Connected TV (CTV) ad spending is a key focus for most marketers, but a substantial confidence gap persists. Over half (52%) of US technology, financial services, retail, and healthcare brands have shifted at least one-quarter of their paid media budgets to CTV in the past three years, per Gracenote. Despite that change, 32% of US brand and agency executives say their CTV advertising is not very effective. By boosting focus on channel-level contextual targeting and integrating metadata, marketers can ensure ads appear alongside relevant programming—like sports events, entertainment genres, or family-friendly shows—improving resonance and reach.

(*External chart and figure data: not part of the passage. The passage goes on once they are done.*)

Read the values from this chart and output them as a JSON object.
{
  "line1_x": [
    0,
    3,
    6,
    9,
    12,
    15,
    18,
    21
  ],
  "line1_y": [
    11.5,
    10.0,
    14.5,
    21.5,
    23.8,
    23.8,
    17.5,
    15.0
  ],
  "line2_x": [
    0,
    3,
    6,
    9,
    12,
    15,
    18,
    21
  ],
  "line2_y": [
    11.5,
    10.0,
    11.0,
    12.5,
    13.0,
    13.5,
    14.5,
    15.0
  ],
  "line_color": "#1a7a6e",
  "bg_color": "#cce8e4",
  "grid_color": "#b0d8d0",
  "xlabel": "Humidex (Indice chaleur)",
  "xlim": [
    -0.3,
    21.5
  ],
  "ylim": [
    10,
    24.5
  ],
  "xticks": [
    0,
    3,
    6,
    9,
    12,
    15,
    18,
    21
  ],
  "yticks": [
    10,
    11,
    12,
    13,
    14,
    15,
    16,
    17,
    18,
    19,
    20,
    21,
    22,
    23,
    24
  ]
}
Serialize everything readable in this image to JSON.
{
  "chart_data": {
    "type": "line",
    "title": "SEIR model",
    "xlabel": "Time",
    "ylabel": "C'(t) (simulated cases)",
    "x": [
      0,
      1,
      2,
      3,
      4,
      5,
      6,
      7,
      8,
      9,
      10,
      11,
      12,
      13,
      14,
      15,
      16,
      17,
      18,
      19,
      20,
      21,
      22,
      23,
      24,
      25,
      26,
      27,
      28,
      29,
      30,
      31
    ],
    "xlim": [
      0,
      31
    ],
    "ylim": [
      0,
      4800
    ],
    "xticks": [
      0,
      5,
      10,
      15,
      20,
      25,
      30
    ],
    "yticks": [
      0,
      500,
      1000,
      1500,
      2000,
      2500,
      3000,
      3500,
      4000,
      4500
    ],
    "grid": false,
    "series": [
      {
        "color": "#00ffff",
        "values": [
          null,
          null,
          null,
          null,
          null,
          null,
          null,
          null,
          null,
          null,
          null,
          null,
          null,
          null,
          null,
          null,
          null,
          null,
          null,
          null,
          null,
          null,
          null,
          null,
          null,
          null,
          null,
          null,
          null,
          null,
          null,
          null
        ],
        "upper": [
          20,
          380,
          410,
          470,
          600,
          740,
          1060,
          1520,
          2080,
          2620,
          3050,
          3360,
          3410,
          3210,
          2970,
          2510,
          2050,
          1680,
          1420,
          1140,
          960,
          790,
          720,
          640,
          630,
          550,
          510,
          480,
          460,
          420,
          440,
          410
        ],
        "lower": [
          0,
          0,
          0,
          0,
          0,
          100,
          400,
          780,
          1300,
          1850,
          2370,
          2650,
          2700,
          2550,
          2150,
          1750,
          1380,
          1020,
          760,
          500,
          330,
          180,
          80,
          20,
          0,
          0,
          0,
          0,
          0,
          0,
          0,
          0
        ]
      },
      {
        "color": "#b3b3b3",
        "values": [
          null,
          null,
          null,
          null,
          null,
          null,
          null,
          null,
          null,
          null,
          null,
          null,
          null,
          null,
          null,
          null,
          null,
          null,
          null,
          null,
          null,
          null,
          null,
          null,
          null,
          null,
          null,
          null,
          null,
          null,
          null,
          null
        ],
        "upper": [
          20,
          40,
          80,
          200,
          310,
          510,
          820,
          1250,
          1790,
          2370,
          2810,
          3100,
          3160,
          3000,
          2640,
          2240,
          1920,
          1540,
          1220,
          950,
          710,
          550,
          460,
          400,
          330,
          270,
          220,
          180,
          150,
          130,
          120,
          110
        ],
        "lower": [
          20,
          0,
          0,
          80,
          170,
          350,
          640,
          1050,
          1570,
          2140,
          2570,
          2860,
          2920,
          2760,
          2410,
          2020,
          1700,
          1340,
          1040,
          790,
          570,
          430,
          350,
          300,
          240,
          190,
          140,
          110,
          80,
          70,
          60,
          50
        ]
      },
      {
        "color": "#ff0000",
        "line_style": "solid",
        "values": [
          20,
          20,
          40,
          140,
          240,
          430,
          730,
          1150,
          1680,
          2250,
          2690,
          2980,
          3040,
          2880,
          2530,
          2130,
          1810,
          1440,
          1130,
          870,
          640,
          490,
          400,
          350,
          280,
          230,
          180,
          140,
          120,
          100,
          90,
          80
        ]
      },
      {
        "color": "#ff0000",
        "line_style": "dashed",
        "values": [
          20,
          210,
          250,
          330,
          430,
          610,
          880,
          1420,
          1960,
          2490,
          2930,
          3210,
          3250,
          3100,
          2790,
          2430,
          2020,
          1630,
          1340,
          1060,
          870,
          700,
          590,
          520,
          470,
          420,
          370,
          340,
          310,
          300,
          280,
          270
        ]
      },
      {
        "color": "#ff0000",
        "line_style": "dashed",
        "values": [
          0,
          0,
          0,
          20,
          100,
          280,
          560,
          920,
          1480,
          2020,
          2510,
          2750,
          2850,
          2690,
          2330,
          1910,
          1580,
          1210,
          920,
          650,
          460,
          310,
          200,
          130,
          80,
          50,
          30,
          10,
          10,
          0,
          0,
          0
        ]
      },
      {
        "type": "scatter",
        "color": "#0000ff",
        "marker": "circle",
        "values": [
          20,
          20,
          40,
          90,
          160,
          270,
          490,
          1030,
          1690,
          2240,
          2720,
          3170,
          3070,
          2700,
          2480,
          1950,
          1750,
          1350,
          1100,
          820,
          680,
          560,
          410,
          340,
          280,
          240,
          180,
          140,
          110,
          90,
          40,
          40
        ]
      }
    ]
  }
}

OpenAI’s Sora app surged to the top of the iPhone App Store’s free app chart despite its invite-only status, marking consumer demand for AI-heavy social experiences. It surpassed both OpenAI’s ChatGPT and Google’s Gemini, the latter of which recently topped App Store charts with its social media-friendly Nano Banana AI image-editing feature. This is a new creative playground, where brands can test community-driven campaigns with a highly engaged audience. Marketers should experiment with various types of content to see what goes viral in an AI-first social environment to prepare for a new social media landscape and capitalize on emerging platforms.
Microsoft overhauled its Digital Direct Sales operation—responsible for selling all first-party products on Microsoft.com across 100+ markets—to run on an AI-first, agent-driven assistant model that drives the company’s ecommerce. The next battle for customer intent won’t happen on search bars or landing pages—it will happen inside conversations. The brands that train their AI agents to listen, reason, and personalize at scale will own those moments of intent. Every chat should be a transaction—brands need to train their AI agents to listen, reason, and personalize at scale.
More than half of US employees are using unapproved AI tools, with managers knowing but not caring—showing both security risks and organizational dysfunction. Of the 59% of employees who are using unapproved AI tools, 57% state that their direct manager is aware and OK with it, per Cybernews. Shadow AI use is a brand risk, not just an IT problem, and is often a workaround for poor internal communication or underinvestment in training. CMOs should lead efforts to define brand-safe tools, identify tools ideal for marketing tasks, and collaborate with IT to train employees on AI use.